Wrong and wrong. Cite your facts. I'm currently looking for good, peer-based literature pointing to us being animals, but google is being a ****.
So the idea that humans are no different, and were just the first to evolove such a self-aware faculty is bogus, because such a faculty would have been present in nearly every animal before humans, because the potential to evolve such a capacity had been there for millions of years.
Humans are no different. Certain species of gorillas have been shown to be self-aware. They are getting to the point where we were hundreds of thousands of years ago-just barely self-aware, getting around to the whole "evolving into the dominant species on the planet" part.
If anything, the evolution of the self-awareness faculty (the ability to alter what you contribute to on your own accord) makes no evolutionary sense. It makes no sense why it would become necessary millions of years after successfull evolution without it. Not so coincidentally, humans, the one creature on Earth with this self-aware faculty, is the one creature who fits in no ecosystem. Not only is humanity the only species to not be governed by any ecosystem, it cannot interfere in any ecosystem without imbalancing it.

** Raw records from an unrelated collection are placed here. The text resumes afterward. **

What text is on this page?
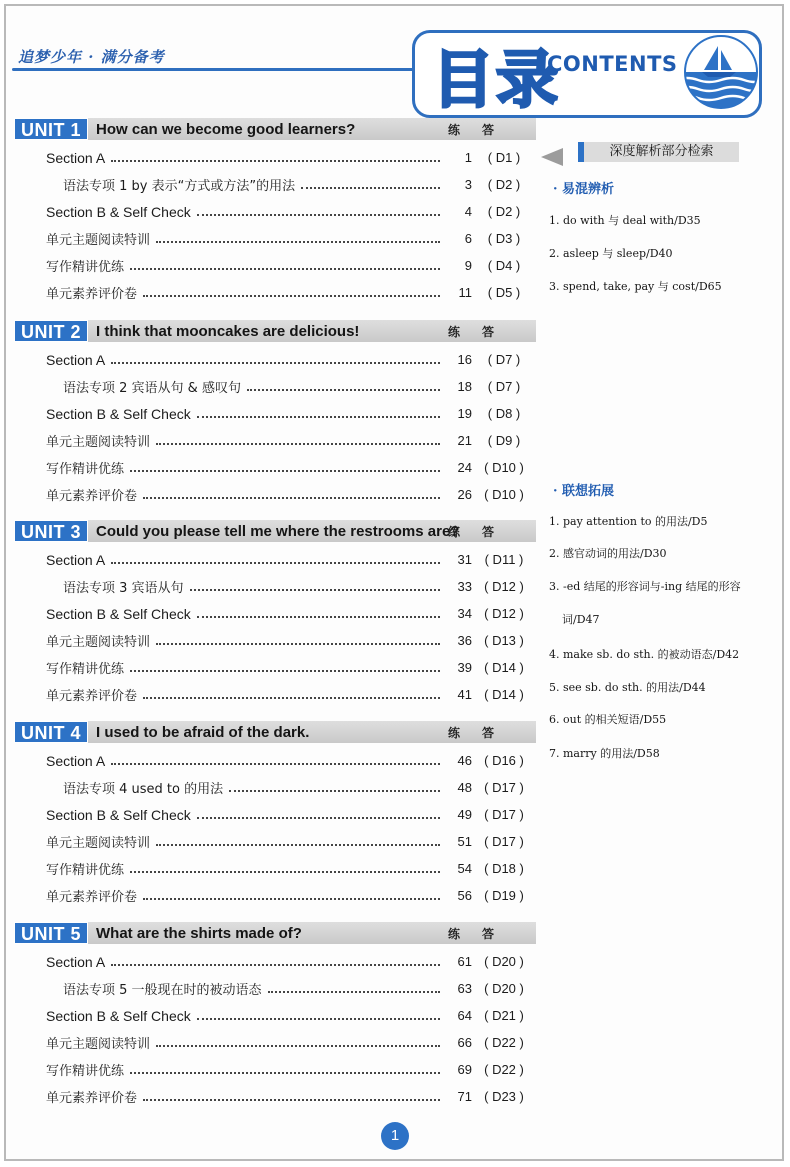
追梦少年 · 满分备考	目录
CONTENTS
UNIT 1	How can we become good learners?	练答
Section A	1	( D1 )
语法专项 1 by 表示“方式或方法”的用法	3	( D2 )
Section B & Self Check	4	( D2 )
单元主题阅读特训	6	( D3 )
写作精讲优练	9	( D4 )
单元素养评价卷	11	( D5 )
UNIT 2	I think that mooncakes are delicious!	练答
Section A	16	( D7 )
语法专项 2 宾语从句 & 感叹句	18	( D7 )
Section B & Self Check	19	( D8 )
单元主题阅读特训	21	( D9 )
写作精讲优练	24 ( D10 )
单元素养评价卷	26 ( D10 )
UNIT 3	Could you please tell me where the restrooms are?
练答
Section A	31 ( D11 )
语法专项 3 宾语从句	33 ( D12 )
Section B & Self Check	34 ( D12 )
单元主题阅读特训	36 ( D13 )
写作精讲优练	39 ( D14 )
单元素养评价卷	41 ( D14 )
UNIT 4	I used to be afraid of the dark.	练答
Section A	46 ( D16 )
语法专项 4 used to 的用法	48 ( D17 )
Section B & Self Check	49 ( D17 )
单元主题阅读特训	51 ( D17 )
写作精讲优练	54 ( D18 )
单元素养评价卷	56 ( D19 )
UNIT 5	What are the shirts made of?	练答
Section A	61 ( D20 )
语法专项 5 一般现在时的被动语态	63 ( D20 )
Section B & Self Check	64 ( D21 )
单元主题阅读特训	66 ( D22 )
写作精讲优练	69 ( D22 )
单元素养评价卷	71 ( D23 )
深度解析部分检索
· 易混辨析
1. do with 与 deal with/D35
2. asleep 与 sleep/D40
3. spend, take, pay 与 cost/D65
· 联想拓展
1. pay attention to 的用法/D5
2. 感官动词的用法/D30
3. -ed 结尾的形容词与-ing 结尾的形容
词/D47
4. make sb. do sth. 的被动语态/D42
5. see sb. do sth. 的用法/D44
6. out 的相关短语/D55
7. marry 的用法/D58
1
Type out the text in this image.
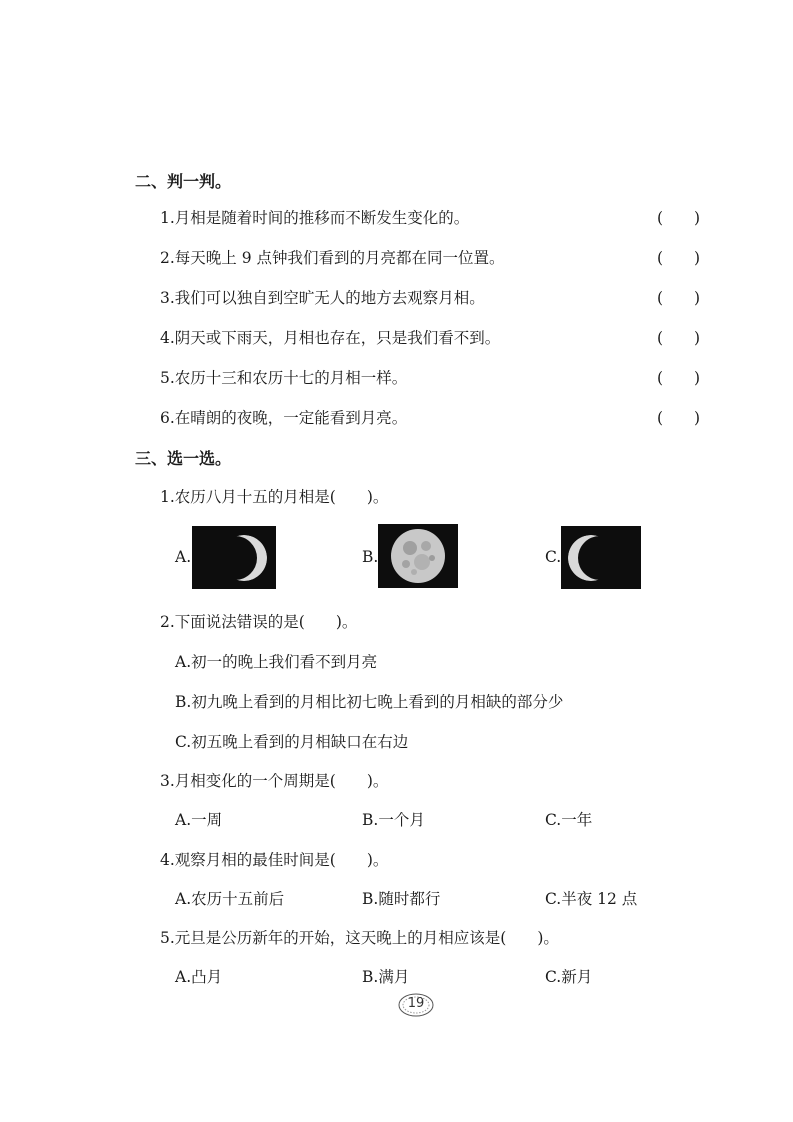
二、判一判。
1.月相是随着时间的推移而不断发生变化的。	(　　)
2.每天晚上 9 点钟我们看到的月亮都在同一位置。	(　　)
3.我们可以独自到空旷无人的地方去观察月相。	(　　)
4.阴天或下雨天，月相也存在，只是我们看不到。	(　　)
5.农历十三和农历十七的月相一样。	(　　)
6.在晴朗的夜晚，一定能看到月亮。	(　　)
三、选一选。
1.农历八月十五的月相是(　　)。
A.	B.	C.
2.下面说法错误的是(　　)。
A.初一的晚上我们看不到月亮
B.初九晚上看到的月相比初七晚上看到的月相缺的部分少
C.初五晚上看到的月相缺口在右边
3.月相变化的一个周期是(　　)。
A.一周	B.一个月	C.一年
4.观察月相的最佳时间是(　　)。
A.农历十五前后	B.随时都行	C.半夜 12 点
5.元旦是公历新年的开始，这天晚上的月相应该是(　　)。
A.凸月	B.满月	C.新月
19
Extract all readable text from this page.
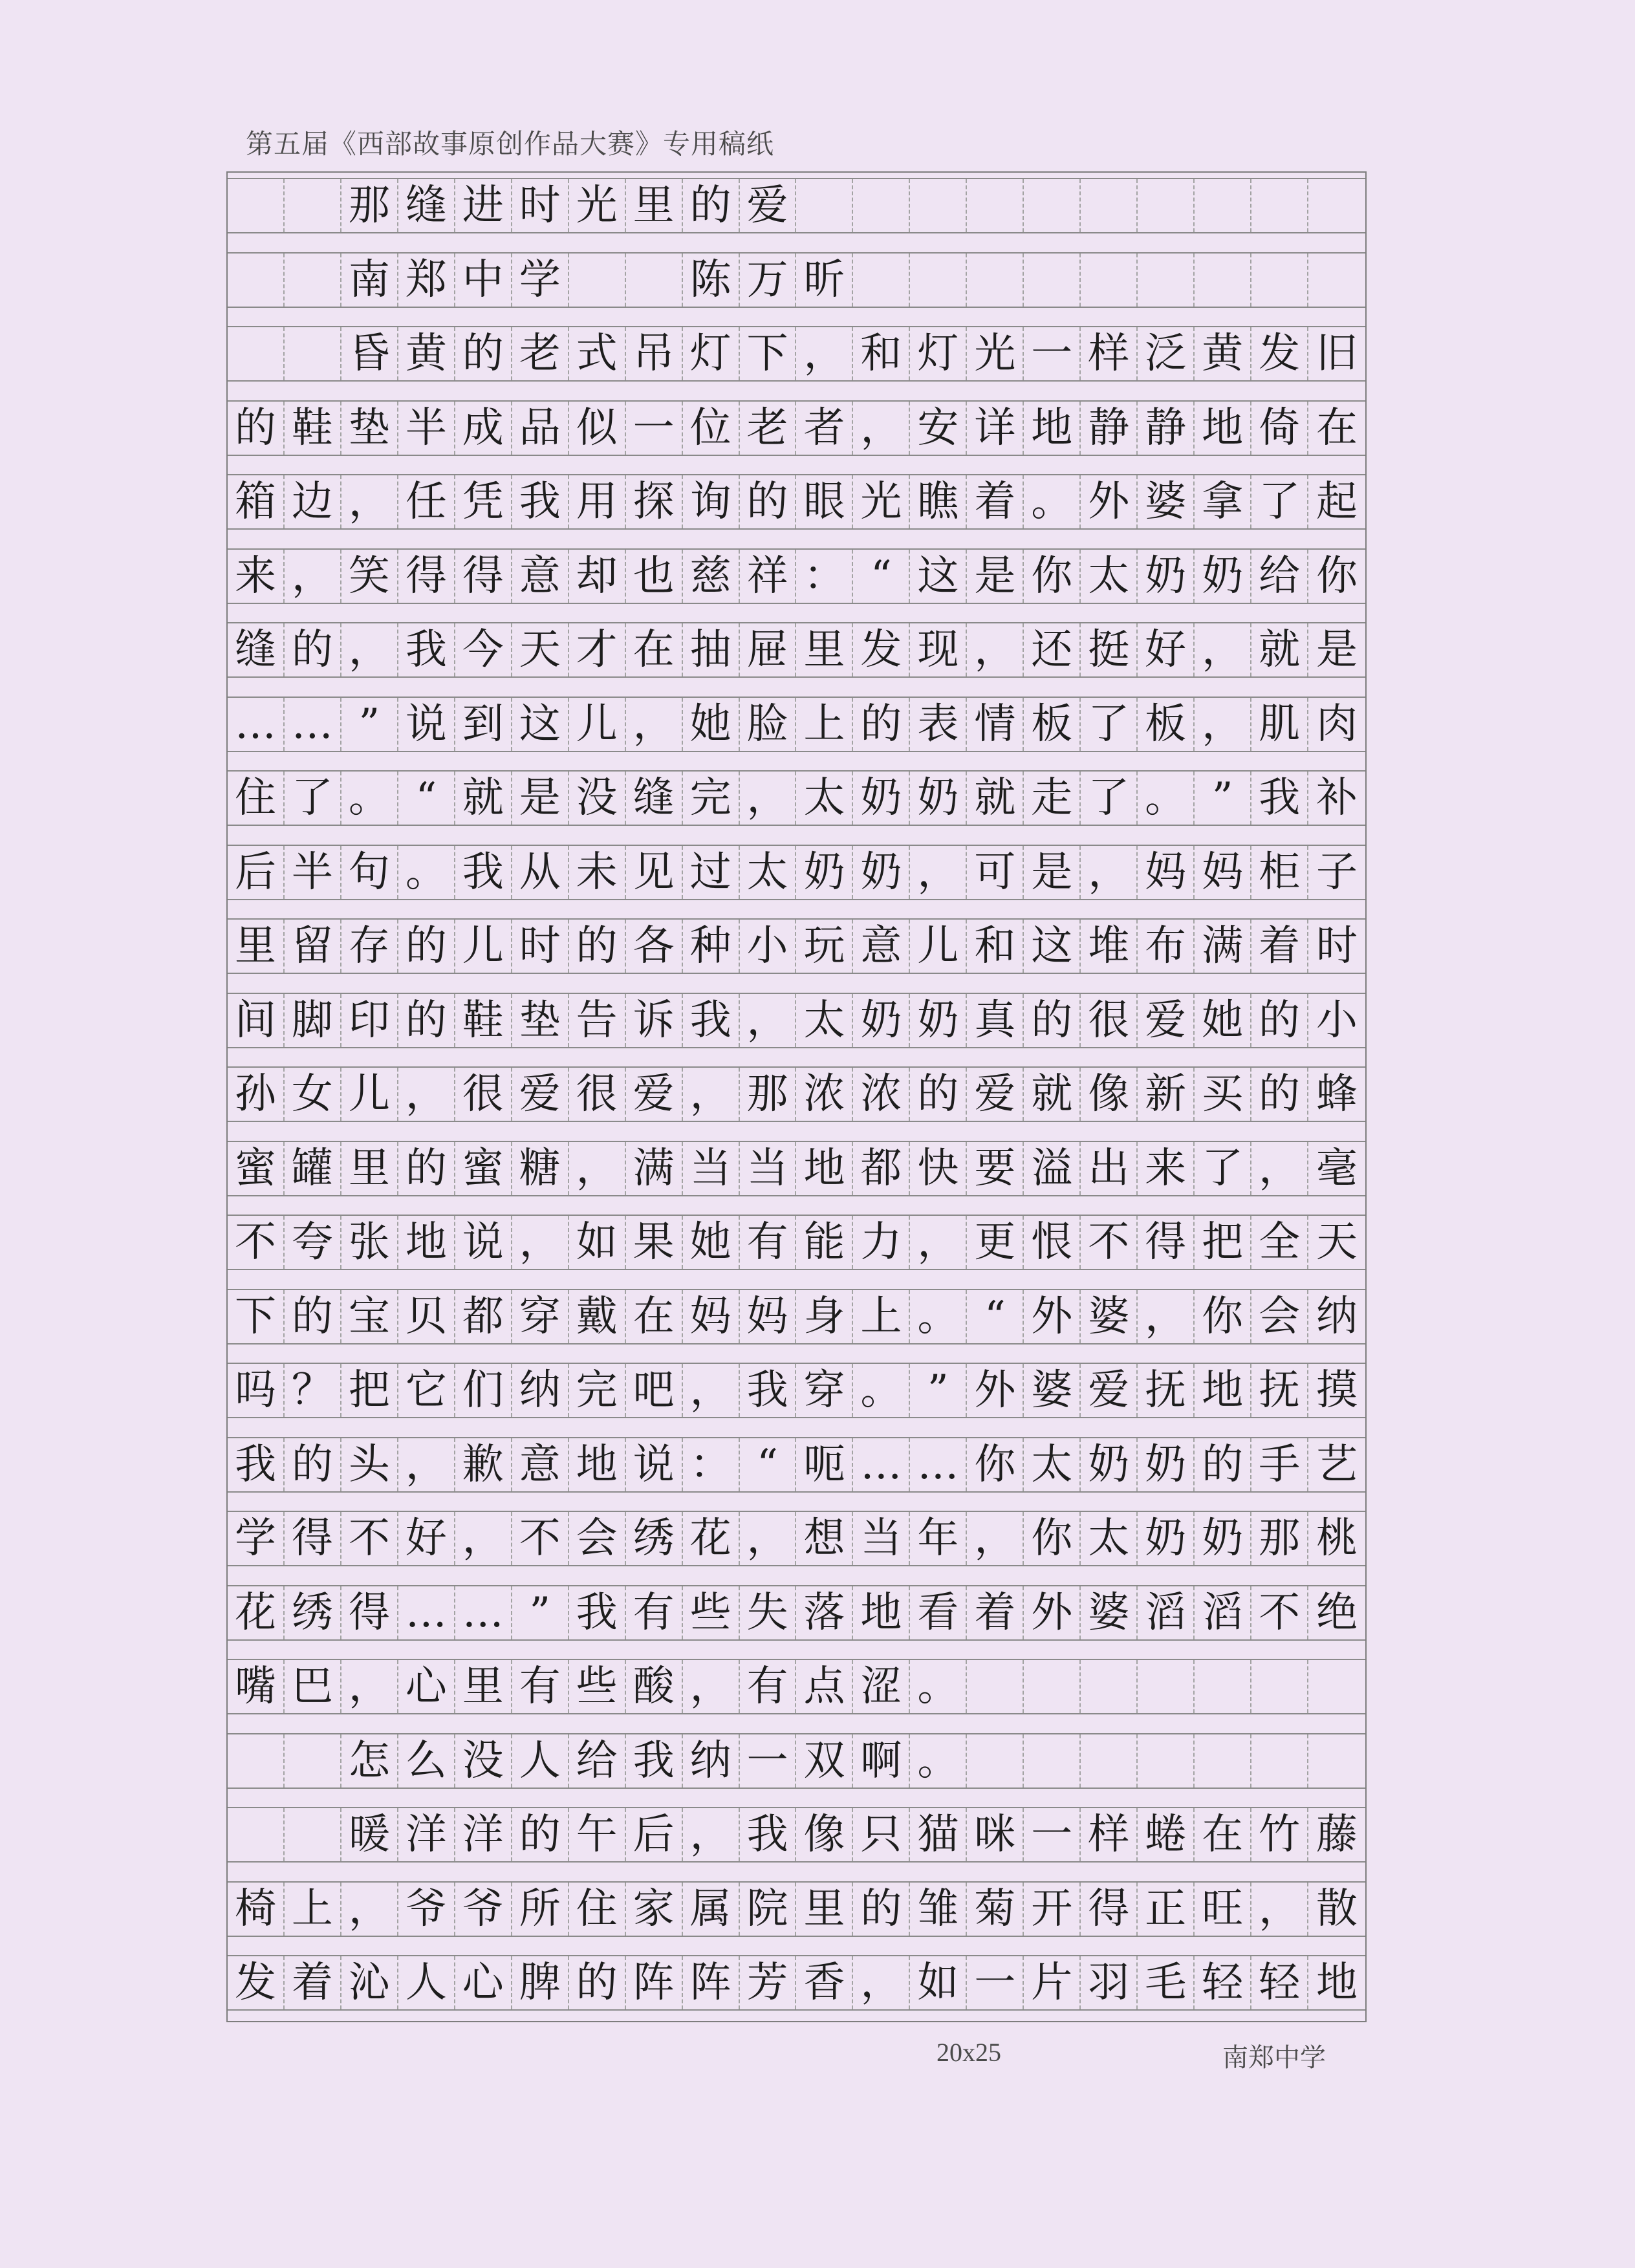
第五届《西部故事原创作品大赛》专用稿纸

那 缝 进 时 光 里 的 爱

南 郑 中 学

　	陈 万 昕

昏 黄 的 老 式 吊 灯 下 ， 和 灯 光 一 样 泛 黄 发 旧
的 鞋 垫 半 成 品 似 一 位 老 者 ， 安 详 地 静 静 地 倚 在
箱 边 ， 任 凭 我 用 探 询 的 眼 光 瞧 着 。 外 婆 拿 了 起
来 ， 笑 得 得 意 却 也 慈 祥 ： “ 这 是 你 太 奶 奶 给 你
缝 的 ， 我 今 天 才 在 抽 屉 里 发 现 ， 还 挺 好 ， 就 是
… … ” 说 到 这 儿 ， 她 脸 上 的 表 情 板 了 板 ， 肌 肉
住 了 。 “ 就 是 没 缝 完 ， 太 奶 奶 就 走 了 。 ” 我 补
后 半 句 。 我 从 未 见 过 太 奶 奶 ， 可 是 ， 妈 妈 柜 子
里 留 存 的 儿 时 的 各 种 小 玩 意 儿 和 这 堆 布 满 着 时
间 脚 印 的 鞋 垫 告 诉 我 ， 太 奶 奶 真 的 很 爱 她 的 小
孙 女 儿 ， 很 爱 很 爱 ， 那 浓 浓 的 爱 就 像 新 买 的 蜂
蜜 罐 里 的 蜜 糖 ， 满 当 当 地 都 快 要 溢 出 来 了 ， 毫
不 夸 张 地 说 ， 如 果 她 有 能 力 ， 更 恨 不 得 把 全 天
下 的 宝 贝 都 穿 戴 在 妈 妈 身 上 。 “ 外 婆 ， 你 会 纳
吗 ？ 把 它 们 纳 完 吧 ， 我 穿 。 ” 外 婆 爱 抚 地 抚 摸
我 的 头 ， 歉 意 地 说 ： “ 呃 … … 你 太 奶 奶 的 手 艺
学 得 不 好 ， 不 会 绣 花 ， 想 当 年 ， 你 太 奶 奶 那 桃
花 绣 得 … … ” 我 有 些 失 落 地 看 着 外 婆 滔 滔 不 绝
嘴 巴 ， 心 里 有 些 酸 ， 有 点 涩 。

怎 么 没 人 给 我 纳 一 双 啊 。

暖 洋 洋 的 午 后 ， 我 像 只 猫 咪 一 样 蜷 在 竹 藤
椅 上 ， 爷 爷 所 住 家 属 院 里 的 雏 菊 开 得 正 旺 ， 散
发 着 沁 人 心 脾 的 阵 阵 芳 香 ， 如 一 片 羽 毛 轻 轻 地
20x25	南郑中学
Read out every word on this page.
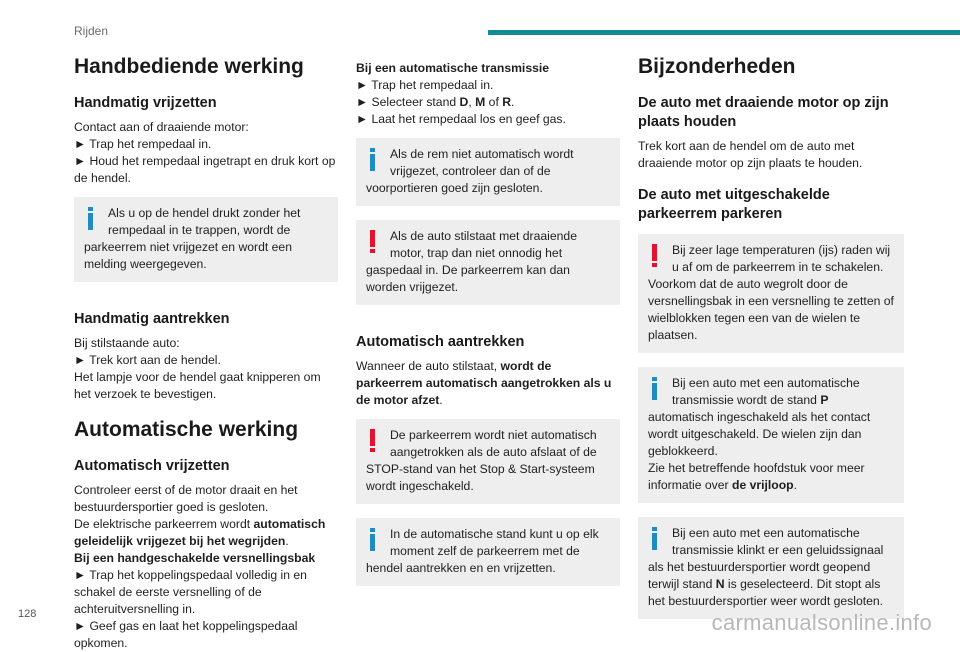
Rijden
Handbediende werking
Handmatig vrijzetten

Contact aan of draaiende motor:

► Trap het rempedaal in.

► Houd het rempedaal ingetrapt en druk kort op de hendel.

Als u op de hendel drukt zonder het rempedaal in te trappen, wordt de parkeerrem niet vrijgezet en wordt een melding weergegeven.
Handmatig aantrekken

Bij stilstaande auto:

► Trek kort aan de hendel.

Het lampje voor de hendel gaat knipperen om het verzoek te bevestigen.

Automatische werking
Automatisch vrijzetten

Controleer eerst of de motor draait en het bestuurdersportier goed is gesloten.

De elektrische parkeerrem wordt automatisch geleidelijk vrijgezet bij het wegrijden.

Bij een handgeschakelde versnellingsbak

► Trap het koppelingspedaal volledig in en schakel de eerste versnelling of de achteruitversnelling in.

► Geef gas en laat het koppelingspedaal opkomen.

Bij een automatische transmissie

► Trap het rempedaal in.

► Selecteer stand D, M of R.

► Laat het rempedaal los en geef gas.

Als de rem niet automatisch wordt vrijgezet, controleer dan of de voorportieren goed zijn gesloten.
Als de auto stilstaat met draaiende motor, trap dan niet onnodig het gaspedaal in. De parkeerrem kan dan worden vrijgezet.
Automatisch aantrekken

Wanneer de auto stilstaat, wordt de parkeerrem automatisch aangetrokken als u de motor afzet.

De parkeerrem wordt niet automatisch aangetrokken als de auto afslaat of de STOP-stand van het Stop & Start-systeem wordt ingeschakeld.
In de automatische stand kunt u op elk moment zelf de parkeerrem met de hendel aantrekken en en vrijzetten.
Bijzonderheden
De auto met draaiende motor op zijn plaats houden

Trek kort aan de hendel om de auto met draaiende motor op zijn plaats te houden.

De auto met uitgeschakelde parkeerrem parkeren
Bij zeer lage temperaturen (ijs) raden wij u af om de parkeerrem in te schakelen. Voorkom dat de auto wegrolt door de versnellingsbak in een versnelling te zetten of wielblokken tegen een van de wielen te plaatsen.
Bij een auto met een automatische transmissie wordt de stand P automatisch ingeschakeld als het contact wordt uitgeschakeld. De wielen zijn dan geblokkeerd.
Zie het betreffende hoofdstuk voor meer informatie over de vrijloop.
Bij een auto met een automatische transmissie klinkt er een geluidssignaal als het bestuurdersportier wordt geopend terwijl stand N is geselecteerd. Dit stopt als het bestuurdersportier weer wordt gesloten.
128	carmanualsonline.info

The humans who were smarter were better equipped to deal with ****. That simple, really. And they got more tail.
So what are you suggesting, that the human is just the first of many species with the self-awareness faculty that will be governed by no ecossytem, and in fact ruin every ecosystem it interferes in? What evolutionary benefit would it be to start developing creatures that will cause such disharmony?
None, except for us. Think about it, when we "harm each other ecosystem we participate in", who are we harming it for? The other animals, sure. But for ourselves? We bulldoze that **** and build houses for us to live in, grow plants for us to eat. I
am suggesting that the human is the very first species to develop these thoughts, and that there may be others on the way (presumably primates).
Actually, the 'main base it goes off' is actually scientific. The conclusions are based on what has been observed in nature, which are factual observations. The conclusion that humans are in fact different just logically follows what the observation of nature tells us.
Really? I'm sorry, I'm not buying it.